The other fringe was on ‘Can Climate Change invigorate Democracy?’ - There were about 20 people there tops – it may be good for democracy elsewhere, but not here.
Anyway the ‘Blue Meanies’ have departed, so we’re on Red and Green now (with a dash of Lib Dem orange). I observed a meeting of our City Council on Wednesday, given the Council make-up this counts as (very pale) red, plus orange dash. I would recommend every Manchester citizen to see their Councillors in action from time to time. There were the inevitable yah-boo exchanges between the 2 main groups, but of most interest to me were the motions on climate change and the impending EDL soccer hooligan / racist demo.
Proposing that the Council adopt the ’10:10’ reduction, the Executive member for the Environment Richard Cowell promised that the Council’s Climate Action Plan will be ‘Radical and Progressive’. The Lib Dems gave their support to the proposal (and reminded the ruling group of the existence of the Airport, although without going into much detail). It was passed without demur; now let’s see if anything comes of it in practice…
Thursday was our monthly Manchester Green Party meeting, and this week included guest speakers on the shenanigans at Manchester College – and Brimar arms campaign.

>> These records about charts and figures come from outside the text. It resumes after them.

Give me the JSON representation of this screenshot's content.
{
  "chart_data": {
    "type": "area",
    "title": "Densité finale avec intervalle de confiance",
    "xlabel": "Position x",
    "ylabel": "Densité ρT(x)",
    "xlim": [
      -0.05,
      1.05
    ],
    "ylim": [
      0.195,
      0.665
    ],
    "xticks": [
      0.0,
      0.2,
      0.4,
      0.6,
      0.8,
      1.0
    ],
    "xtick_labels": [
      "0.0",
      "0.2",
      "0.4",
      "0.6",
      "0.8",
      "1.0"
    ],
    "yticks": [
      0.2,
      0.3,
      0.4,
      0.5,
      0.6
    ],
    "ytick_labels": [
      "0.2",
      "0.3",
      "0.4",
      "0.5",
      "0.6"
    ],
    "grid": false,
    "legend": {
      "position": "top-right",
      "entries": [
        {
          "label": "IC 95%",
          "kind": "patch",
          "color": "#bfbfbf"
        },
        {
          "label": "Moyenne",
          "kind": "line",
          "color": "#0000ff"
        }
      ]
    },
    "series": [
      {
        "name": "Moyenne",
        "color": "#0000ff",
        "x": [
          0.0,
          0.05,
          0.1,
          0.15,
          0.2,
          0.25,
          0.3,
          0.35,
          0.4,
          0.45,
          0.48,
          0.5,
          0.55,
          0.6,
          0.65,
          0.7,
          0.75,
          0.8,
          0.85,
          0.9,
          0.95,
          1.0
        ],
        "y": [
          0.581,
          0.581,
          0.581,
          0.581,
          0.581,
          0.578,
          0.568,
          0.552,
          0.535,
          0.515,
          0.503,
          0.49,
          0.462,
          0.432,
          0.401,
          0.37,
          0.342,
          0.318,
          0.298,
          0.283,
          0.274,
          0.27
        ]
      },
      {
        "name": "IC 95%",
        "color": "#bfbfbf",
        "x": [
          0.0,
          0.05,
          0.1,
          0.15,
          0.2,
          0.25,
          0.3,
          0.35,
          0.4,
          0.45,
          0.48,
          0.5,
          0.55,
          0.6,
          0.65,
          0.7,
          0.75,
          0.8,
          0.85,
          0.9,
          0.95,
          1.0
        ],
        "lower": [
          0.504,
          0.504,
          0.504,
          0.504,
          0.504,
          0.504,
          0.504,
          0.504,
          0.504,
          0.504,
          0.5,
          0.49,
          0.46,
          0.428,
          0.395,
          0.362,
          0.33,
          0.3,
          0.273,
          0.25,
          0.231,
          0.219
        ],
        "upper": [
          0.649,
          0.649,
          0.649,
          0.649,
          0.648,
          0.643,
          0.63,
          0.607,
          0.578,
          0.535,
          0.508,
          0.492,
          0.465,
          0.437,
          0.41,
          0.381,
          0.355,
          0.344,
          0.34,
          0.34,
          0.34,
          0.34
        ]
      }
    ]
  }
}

After attending a display of the consultation for Chorlton Precinct on Friday, I was present at the start of the battle of Piccadilly (red in tooth and claw), between the EDL and Anti-racists. As the anti-racists seemed in the overwhelming majority, I rounded off the week in a familiar green hue at a meeting to develop a response to the Council’s Climate Change action plan (mentioned above), as a follow up to the ‘Call to Real Action’.